S'il existe aujourd'hui un "Internet rap", il faut en trouver la source chez une poignée de collectifs prolifiques et tentaculaires, qui ont émergé à l'orée des années 2010. Odd Future est l'un d'eux, bien sûr, de même que le Raider Klan. Il se trouve que Denzel Curry est apparu avec le second, et qu'il a bénéficié de la bienveillance du premier, plus particulièrement celle d'Earl Sweatshirt. Même s'ils se sont émancipés de leurs mentors d'origine (Curry, par exemple, s'est embrouillé avec SpaceGhostPurrp), tous ces gens ont toujours beaucoup en commun : quelles que soient leurs provenances, ils se sont accaparé la musique, les codes et la posture nihiliste du rap sudiste en général, depuis celui développé à Memphis autour de 1995, jusqu'au style trap de la décennie 2000. Mais ils savent aussi défendre un rap "lyrical", engagé et signifiant, celui qu'apprécient les fans vieillissant, les nostalgiques des années 90, et ceux qui, amateurs de rock inclus, considèrent que le rap doit avoir certaines ambitions ou velléités artistiques.

DENZEL CURRY - Imperial

La sortie la plus récente de Denzel Curry incarne tout cela à la perfection. C'est du pur Internet rap des années 2010. Tout d'abord, parce qu'il n'est disponible que sur le Web : présenté comme le second album du rappeur (après son Nostalgic 64 de 2013, déjà très solide), il n'en est pas moins distribué sur plusieurs plateformes gratuites, à la manière d'une mixtape. Imperial est de l'Internet rap, aussi, parce qu'il illustre à merveille ce qui a été évoqué plus haut. Stylistiquement parlant, le jeune homme opère un grand écart, comme l'indique l'identité de ses deux invités les plus connus : d'un côté le baron du rap m'as-tu-vu, Rick Ross, originaire comme Denzel Curry de Carol City, en Floride ; et de l'autre le premier de la classe d'un rap revivaliste et appliqué, le New-Yorkais Joey BadA$$. Sa singularité dans le paysage actuel, le rappeur la souligne également en s'attaquant à l'omnipotent Drake sur "Pure Enough".
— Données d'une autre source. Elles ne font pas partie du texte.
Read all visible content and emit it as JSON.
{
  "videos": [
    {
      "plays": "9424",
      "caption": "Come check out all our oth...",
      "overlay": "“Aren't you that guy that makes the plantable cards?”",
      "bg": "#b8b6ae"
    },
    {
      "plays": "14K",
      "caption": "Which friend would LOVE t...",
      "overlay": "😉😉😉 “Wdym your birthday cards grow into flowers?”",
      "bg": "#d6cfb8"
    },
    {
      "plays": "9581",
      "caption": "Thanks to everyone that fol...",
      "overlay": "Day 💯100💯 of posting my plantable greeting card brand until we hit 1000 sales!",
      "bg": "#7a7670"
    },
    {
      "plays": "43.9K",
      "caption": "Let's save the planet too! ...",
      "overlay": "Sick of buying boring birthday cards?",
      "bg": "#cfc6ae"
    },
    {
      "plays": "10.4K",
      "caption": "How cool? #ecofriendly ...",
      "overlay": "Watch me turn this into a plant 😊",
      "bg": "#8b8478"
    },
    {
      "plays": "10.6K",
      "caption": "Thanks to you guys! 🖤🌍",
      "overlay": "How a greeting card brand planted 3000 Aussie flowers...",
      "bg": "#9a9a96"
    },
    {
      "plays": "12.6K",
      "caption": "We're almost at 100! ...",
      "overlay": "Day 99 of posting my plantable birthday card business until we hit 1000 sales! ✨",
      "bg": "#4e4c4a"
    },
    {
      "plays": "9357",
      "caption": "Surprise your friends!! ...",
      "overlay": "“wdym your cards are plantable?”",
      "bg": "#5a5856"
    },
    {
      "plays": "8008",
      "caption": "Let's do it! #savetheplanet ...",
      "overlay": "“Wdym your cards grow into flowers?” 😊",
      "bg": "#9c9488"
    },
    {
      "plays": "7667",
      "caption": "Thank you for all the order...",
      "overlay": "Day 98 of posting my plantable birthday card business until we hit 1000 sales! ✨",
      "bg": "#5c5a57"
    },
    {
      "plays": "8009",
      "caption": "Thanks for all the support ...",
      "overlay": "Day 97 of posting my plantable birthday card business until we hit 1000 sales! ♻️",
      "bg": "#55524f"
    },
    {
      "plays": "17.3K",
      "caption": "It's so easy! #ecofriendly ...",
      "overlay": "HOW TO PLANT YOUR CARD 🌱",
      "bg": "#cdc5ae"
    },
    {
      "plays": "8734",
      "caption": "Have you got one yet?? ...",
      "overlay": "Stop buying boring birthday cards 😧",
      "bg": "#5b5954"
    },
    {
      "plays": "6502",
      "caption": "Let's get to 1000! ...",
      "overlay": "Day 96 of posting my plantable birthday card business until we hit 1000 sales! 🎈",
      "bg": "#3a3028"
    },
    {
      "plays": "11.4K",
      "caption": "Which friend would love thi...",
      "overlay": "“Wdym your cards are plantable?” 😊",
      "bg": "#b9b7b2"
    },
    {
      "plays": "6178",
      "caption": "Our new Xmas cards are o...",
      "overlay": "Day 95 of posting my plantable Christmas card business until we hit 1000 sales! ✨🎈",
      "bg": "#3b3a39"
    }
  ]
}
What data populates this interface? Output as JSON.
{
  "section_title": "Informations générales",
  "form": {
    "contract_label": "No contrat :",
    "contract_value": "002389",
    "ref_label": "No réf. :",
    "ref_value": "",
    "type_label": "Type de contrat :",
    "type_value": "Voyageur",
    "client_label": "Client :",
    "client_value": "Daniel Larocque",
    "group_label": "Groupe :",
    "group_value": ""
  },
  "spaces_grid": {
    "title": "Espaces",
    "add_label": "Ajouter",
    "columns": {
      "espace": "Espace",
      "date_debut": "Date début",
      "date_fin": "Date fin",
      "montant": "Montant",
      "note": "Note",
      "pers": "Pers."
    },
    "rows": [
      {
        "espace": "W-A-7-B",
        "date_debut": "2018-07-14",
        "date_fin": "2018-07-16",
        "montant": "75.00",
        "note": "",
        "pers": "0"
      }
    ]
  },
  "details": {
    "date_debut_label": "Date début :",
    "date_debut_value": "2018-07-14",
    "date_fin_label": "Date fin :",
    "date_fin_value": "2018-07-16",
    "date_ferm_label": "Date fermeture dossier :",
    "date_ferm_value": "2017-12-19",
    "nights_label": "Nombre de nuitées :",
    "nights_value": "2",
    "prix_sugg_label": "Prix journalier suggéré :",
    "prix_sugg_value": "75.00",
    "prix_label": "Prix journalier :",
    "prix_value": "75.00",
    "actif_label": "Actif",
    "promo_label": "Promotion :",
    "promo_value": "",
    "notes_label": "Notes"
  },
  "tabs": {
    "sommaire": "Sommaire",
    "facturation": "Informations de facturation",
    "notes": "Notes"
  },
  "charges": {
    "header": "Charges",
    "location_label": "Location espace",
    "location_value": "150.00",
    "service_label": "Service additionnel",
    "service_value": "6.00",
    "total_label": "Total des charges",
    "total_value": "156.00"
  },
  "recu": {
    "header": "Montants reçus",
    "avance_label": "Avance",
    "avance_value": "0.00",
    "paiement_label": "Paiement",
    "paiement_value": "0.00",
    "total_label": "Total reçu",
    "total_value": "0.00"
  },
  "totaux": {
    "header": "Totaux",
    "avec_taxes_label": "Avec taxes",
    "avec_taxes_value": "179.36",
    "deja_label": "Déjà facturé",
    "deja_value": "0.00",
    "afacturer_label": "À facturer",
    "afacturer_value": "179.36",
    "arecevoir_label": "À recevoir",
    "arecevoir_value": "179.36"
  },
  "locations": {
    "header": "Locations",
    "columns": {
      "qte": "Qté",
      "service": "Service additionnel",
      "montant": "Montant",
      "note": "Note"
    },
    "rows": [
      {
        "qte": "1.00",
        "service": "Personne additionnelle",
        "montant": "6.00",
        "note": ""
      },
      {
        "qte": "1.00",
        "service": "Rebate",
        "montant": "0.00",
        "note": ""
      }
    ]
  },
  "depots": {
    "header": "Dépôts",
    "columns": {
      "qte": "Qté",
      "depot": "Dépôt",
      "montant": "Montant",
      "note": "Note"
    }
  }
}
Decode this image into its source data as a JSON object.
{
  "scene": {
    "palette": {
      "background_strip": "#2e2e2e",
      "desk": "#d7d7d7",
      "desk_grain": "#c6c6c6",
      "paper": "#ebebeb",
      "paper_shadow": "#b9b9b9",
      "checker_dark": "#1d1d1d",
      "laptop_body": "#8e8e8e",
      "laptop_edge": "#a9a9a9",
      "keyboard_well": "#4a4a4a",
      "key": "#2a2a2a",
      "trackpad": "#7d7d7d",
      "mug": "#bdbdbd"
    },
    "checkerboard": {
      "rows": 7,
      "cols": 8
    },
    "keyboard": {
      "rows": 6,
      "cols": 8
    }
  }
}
La musique de Denzel Curry est moderne. Elle a la scansion, les basses et les percussions épileptiques de la trap music, elle tourne au cloud rap sur "Pure Enough", et sur "Narcotics", elle use d'une ambiance funèbre héritée de son passage au sein du Raider Klan. Mais il y a aussi des traces du rap d'antan, comme les scratches qu'on entend sur "Zenith", ainsi que des paroles qui cherchent à faire sens. Le jeune homme utilise sur "Gook" un terme raciste proscrit pour vanter les effets de la drogue, mais il s'adonne aussi au "rap conscient". Sur "Narcotics" par exemple, il s'attaque au préjugé racial qui voit dans les Noirs des dealers. Et sur "Sick and Tired", il livre une chronique âpre sur cette prison à ciel ouvert qu'est la pauvreté et le ghetto.

Si Imperial est présenté comme un album, ce n'est pas sans raison. Le Floridien lui a appliqué un grand soin, avec l'aide de quelques producteurs de choix, principalement Ronny J, mais aussi avec quelques figures de ce même Internet rap, comme les $uicide Boy$. Pas avare en mélodies, plus riche en tubes (à commencer par le grand "ULT"), avec un brin de refrains chantés ("This Life", et "If Tomorrow not Here" avec l'intervention de Vares Joseph de Twelve'Len), voire d'Auto-Tune ("Knotty Head"), savamment agencé en deux volets, un premier sous adrénaline, et un second plus introverti et mélancolique, Imperial se montre mieux construit et plus séduisant encore que ses mixtapes passées, il est son meilleur projet à ce jour.